Another regular ELISION collaborator whose work will be played at the concert is Liza Lim. A trombone adaptation of her 2014 work The Green Lion Eats the Sun, originally written for double bell euphonium, will be performed by Ben Marks. Lim was scheduled to be one of the senior composers at June in Buffalo's 2018 edition, but was unable to come; this will be another opportunity to hear her work in Buffalo. About her piece, she wrote: "The Green Lion Eats the Sun was written especially for Melvyn Poore and the double-bell euphonium that he developed in collaboration with the instrument builder Gottfried Büchel during 2011-12. ‘The Green Lion Devouring the Sun’ is one of the classic images of alchemy with a great variety of interpretations as to its possible meaning. The green lion usually represents a powerfully volatile corrosive agent (aqua regis) which swallows seven metals, even dissolving gold in a process of purification.

The solo work explores the sonic worlds of the two bells of the instrument: a muted bell is used to filter fragments of a carnival of sound that are played through the open bell. The muted echoes represent the level of our conscious knowledge that barely catches hold of a riot of activity arising and falling away at the pre-conscious level. Every now and then a more intense communication between the two sides occurs as the bells flutter open and closed." The trombone version requires a specially rigged double bell trombone, in which the second bell is connected by a long plastic tube to the F trigger.
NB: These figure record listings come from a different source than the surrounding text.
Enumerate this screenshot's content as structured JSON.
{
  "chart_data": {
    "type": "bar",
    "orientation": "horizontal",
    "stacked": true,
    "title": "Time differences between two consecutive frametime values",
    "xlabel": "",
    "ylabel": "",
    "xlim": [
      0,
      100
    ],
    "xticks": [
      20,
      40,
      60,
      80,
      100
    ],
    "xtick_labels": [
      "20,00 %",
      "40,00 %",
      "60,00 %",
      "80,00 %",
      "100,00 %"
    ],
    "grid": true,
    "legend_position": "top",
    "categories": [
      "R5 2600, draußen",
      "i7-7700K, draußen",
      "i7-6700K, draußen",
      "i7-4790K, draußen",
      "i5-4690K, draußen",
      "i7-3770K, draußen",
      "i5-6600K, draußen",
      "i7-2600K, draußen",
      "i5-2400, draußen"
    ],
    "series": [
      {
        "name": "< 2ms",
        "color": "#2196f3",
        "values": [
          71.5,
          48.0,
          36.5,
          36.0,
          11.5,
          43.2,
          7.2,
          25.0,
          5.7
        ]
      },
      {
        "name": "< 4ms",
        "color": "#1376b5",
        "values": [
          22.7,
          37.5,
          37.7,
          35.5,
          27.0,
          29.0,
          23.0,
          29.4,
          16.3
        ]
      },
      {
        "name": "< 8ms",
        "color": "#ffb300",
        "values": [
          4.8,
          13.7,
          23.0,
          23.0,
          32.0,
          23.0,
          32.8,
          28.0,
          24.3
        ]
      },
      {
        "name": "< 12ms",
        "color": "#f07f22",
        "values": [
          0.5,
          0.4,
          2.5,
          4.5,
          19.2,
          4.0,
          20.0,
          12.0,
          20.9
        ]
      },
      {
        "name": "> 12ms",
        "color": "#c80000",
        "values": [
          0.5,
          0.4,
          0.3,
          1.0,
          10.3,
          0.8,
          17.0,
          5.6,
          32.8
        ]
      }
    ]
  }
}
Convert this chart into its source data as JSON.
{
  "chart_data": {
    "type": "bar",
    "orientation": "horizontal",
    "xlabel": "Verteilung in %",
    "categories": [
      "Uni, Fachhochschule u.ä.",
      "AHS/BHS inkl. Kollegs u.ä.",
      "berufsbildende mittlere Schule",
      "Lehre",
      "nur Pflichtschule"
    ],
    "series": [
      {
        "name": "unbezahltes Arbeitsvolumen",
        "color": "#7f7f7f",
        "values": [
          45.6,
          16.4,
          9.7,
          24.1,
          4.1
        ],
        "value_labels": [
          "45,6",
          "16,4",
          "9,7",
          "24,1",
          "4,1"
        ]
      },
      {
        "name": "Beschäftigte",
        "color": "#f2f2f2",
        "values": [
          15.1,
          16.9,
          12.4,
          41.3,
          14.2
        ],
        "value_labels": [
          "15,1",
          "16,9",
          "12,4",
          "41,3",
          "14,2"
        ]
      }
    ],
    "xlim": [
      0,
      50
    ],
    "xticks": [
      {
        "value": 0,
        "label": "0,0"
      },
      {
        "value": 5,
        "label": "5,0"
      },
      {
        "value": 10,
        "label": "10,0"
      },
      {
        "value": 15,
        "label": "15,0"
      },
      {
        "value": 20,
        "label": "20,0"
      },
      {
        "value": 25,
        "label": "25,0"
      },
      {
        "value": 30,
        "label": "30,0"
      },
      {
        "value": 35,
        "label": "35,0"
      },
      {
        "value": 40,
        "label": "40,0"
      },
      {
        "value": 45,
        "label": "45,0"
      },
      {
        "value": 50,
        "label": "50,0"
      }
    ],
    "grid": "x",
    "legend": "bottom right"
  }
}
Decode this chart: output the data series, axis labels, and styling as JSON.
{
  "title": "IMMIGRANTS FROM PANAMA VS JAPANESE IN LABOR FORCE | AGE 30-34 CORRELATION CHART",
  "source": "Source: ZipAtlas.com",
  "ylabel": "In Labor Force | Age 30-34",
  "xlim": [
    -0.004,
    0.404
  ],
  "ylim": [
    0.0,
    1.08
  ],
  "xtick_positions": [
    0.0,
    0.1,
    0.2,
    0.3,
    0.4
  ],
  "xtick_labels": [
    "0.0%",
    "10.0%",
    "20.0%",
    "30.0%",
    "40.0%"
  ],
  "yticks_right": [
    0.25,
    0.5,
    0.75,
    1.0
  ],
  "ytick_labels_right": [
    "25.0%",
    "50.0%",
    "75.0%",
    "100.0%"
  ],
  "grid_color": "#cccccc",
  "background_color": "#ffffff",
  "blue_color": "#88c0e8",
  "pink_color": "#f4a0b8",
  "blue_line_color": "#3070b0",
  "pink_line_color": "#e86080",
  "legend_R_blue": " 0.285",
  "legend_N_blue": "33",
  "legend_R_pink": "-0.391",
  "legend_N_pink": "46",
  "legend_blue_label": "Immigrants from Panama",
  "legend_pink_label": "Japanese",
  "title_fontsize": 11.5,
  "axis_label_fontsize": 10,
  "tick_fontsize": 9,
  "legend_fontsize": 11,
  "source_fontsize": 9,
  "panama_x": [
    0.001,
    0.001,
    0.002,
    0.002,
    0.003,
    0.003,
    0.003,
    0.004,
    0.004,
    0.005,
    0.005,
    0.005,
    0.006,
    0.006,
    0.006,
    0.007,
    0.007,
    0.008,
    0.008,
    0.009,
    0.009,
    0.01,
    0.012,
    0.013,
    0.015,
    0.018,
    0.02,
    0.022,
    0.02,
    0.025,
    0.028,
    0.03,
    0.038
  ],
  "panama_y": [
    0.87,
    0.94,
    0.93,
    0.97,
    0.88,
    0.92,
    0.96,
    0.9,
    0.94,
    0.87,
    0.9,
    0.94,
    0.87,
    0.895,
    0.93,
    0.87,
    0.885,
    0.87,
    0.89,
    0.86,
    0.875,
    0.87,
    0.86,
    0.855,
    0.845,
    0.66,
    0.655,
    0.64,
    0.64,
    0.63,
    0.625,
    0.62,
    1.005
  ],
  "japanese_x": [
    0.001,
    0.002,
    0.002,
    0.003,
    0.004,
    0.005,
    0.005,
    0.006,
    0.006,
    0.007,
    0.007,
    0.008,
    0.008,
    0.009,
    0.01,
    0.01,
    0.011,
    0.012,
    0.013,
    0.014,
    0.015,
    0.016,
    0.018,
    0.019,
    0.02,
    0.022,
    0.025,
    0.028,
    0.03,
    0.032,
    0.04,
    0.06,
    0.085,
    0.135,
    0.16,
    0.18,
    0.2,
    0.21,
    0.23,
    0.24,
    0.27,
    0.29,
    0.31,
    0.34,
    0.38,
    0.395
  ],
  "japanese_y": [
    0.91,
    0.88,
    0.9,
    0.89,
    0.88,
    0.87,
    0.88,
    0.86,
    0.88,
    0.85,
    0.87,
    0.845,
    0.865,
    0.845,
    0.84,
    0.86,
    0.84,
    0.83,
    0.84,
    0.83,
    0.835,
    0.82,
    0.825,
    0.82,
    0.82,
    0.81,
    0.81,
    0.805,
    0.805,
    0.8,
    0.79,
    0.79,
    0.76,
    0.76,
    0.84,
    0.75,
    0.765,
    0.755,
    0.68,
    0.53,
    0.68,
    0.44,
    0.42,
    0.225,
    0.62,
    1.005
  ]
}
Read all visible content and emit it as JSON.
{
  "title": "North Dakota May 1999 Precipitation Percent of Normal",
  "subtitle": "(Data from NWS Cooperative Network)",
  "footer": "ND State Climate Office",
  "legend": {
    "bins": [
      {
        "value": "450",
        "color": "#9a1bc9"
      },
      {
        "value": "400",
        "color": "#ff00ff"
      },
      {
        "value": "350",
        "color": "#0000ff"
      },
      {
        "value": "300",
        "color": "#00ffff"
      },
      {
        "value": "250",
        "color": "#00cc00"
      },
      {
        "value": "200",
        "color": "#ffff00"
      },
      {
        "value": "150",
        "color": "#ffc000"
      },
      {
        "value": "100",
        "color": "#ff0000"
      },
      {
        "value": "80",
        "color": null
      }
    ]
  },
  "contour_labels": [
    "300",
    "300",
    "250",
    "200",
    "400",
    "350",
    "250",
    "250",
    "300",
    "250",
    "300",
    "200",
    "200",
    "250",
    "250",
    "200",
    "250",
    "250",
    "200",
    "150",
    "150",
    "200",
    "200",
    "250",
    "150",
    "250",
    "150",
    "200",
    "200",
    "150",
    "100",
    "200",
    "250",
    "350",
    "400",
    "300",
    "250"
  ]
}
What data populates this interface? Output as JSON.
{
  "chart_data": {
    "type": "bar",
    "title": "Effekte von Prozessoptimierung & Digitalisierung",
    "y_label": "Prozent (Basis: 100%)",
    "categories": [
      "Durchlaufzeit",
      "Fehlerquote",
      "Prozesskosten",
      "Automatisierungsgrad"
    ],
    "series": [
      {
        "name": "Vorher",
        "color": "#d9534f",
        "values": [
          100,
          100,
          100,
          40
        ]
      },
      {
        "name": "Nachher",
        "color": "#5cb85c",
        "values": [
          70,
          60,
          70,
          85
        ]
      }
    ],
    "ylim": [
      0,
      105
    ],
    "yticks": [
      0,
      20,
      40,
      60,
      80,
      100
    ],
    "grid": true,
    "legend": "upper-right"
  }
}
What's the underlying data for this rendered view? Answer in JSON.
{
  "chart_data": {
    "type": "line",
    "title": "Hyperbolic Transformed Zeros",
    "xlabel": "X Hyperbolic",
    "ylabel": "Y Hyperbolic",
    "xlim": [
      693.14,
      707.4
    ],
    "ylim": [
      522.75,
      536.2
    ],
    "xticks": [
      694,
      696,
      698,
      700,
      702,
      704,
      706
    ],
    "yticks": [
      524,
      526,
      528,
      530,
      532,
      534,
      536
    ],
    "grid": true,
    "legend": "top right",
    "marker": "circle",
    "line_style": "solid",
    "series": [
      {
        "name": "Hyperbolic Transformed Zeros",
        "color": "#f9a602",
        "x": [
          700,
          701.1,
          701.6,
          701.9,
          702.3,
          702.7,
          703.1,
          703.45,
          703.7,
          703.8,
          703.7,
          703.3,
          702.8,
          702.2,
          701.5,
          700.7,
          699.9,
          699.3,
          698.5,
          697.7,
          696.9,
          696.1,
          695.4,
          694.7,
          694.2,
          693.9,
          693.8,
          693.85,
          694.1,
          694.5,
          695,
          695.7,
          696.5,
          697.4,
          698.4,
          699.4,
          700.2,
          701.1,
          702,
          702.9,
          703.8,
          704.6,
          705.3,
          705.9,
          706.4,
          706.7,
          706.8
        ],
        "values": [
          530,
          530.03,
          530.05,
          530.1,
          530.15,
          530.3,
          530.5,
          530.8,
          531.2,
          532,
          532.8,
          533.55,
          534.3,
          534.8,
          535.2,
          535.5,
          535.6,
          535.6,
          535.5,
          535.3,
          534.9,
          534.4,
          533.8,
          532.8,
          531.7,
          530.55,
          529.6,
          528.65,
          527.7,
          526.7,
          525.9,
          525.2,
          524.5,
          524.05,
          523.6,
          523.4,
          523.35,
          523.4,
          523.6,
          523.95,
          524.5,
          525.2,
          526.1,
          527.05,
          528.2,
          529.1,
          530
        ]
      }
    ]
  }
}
For those who want to know more about the process of composing the piece, Lim wrote a very interesting blog post on the subject.

(Liza Lim)

Last, but definitely not least, UB alumnus Aaron Cassidy—who has also enjoyed a close collaboration with ELISION for well over a decade—will have two pieces performed by members of the ensemble: The wreck of former boundaries, for B flat clarinet, an extractable part of the monumental conglomerate of pieces by the same title Cassidy completed in 2016, will be played by Carl Rosman and, in what promises to be a very special event, a new quartet for saxophone, trombone, piano and contrabass titled Self-Portrait, Three Times, Standing (15.3.1991–20.3.1991) will receive its world premiere, with the composer conducting Joshua Hyde, Ben Marks, Alex Waite and Kathryn Schulmeister.

The title of Cassidy's piece comes from a painting by the German artist Gerhard Richter, a figure who has been a source of inspiration for several younger composers. In a recent text on his website, Cassidy wrote the following about this quartet and a second piece he is working on, also based on Richter's work: “Both of these new works explore similar issues, dancing between the representational and the abstract, between obliteration as covering and obliteration as revealing the reality of instrumental and bodily material, between intimacy and separation, between vulnerability and otherness, between layering as stacking/extending and layering as concealing/hiding. And both new pieces continue a path I’ve been exploring in my work over the last 2-3 years, rethinking where ‘I’ sit in my work, and reimagining the personal, the evocative, and the expressive aspects of how and why I make pieces. To that end, the pieces are also mirrors of each other—somehow appropriate with the notion of the self-portrait—one external, outward, explosive, expanding, the other inward, reflective, closed, internal, but both built on the same reflections.”


(Richter - Self Portrait Standing, Three Times 17.3.1991)





Tuesday, April 23
Lippes Concert Hall in Slee Hall
University at Buffalo
BuffaloNY14260
Doors 7:00 PM / Show 7:30 PM
This concert is free and open to the public.